Saying this much, one should also keep the fact in mind that as such thermal power generation, transmission and distribution are no longer the mandate of WAPDA. The Power Wing of WAPDA has already been divided into three generation companies (GENCOs), a National Transmission and Despatch Company (NTDC) and eight distribution companies (DISCOs). Therefore, the competent entities, who could demand adjustment in tariff, are the DISCOs. As such all the above mentioned companies are now independent entities incorporated under Companies Ordinance 1984 and each DISCO should file a separate petition. Even the Ministry is not eligible to ask NEPRA to revise tariff. Both WAPDA and KESC have filed separate petitions for increase in tariff in the past.
Another, interesting point is that NEPRA has been asked to approve the proposed automatic tariff adjustment formula. Despite, WAPDA challenging NEPRA mandate, the Authority has asked WAPDA to: submit facts and figures in support of its plea and publish contents of its petition and other relevant details in the newspapers to make all the stakeholders aware of its viewpoint before a formal hearing could commence. The proposed formula has to be vetted during public hearing before any decision by NEPRA.

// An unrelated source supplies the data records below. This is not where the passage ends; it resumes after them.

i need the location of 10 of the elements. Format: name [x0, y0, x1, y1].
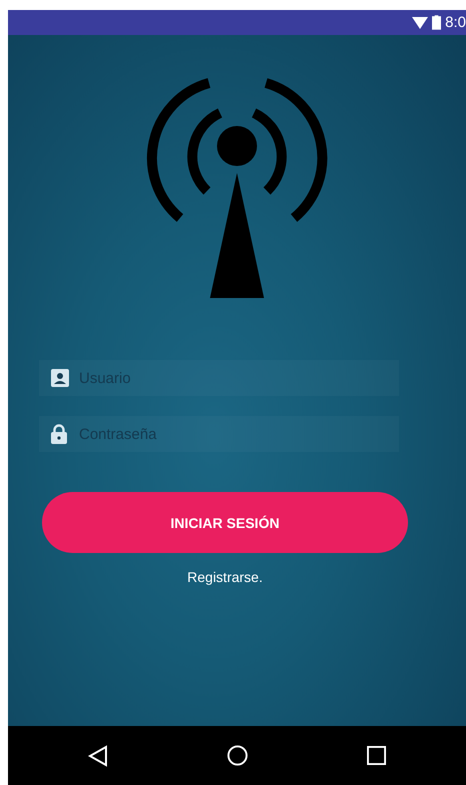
- contact-card-icon: [51, 369, 69, 387]
- recent-apps-icon[interactable]: [367, 746, 386, 765]
- login-button[interactable]: INICIAR SESIÓN: [42, 492, 408, 553]
- wifi-icon: [412, 16, 428, 28]
- register-link[interactable]: Registrarse.: [187, 569, 263, 585]
- battery-icon: [432, 15, 442, 30]
- back-icon[interactable]: [88, 744, 108, 766]
- home-icon[interactable]: [226, 745, 248, 766]
- lock-icon: [51, 424, 67, 444]
- clock-time: 8:0: [445, 14, 466, 31]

As the first step, it is necessary to clarify any ambiguity in the minds of WAPDA officials regarding the mandate of NEPRA. The second step is to appoint competent professionals at NEPRA before commencing the proceedings. Many retired persons from WAPDA had held the key positions at NEPRA in the past and have very generously accepted WAPDA's point of view. They hardly took any notice of mismanagement, corruption and inefficiencies prevailing in WAPDA. Interestingly, NEPRA allowed increase in tariff in the past but never linked it to the huge T&D losses the major reason for poor cashflow of WAPDA. NEPRA has been openly alleged for acting as a rubber stamp in the past. The prevailing situation is a test of autonomy and competence of NEPRA. Will it be able to take a firm stand or succumb to pressure from WAPDA?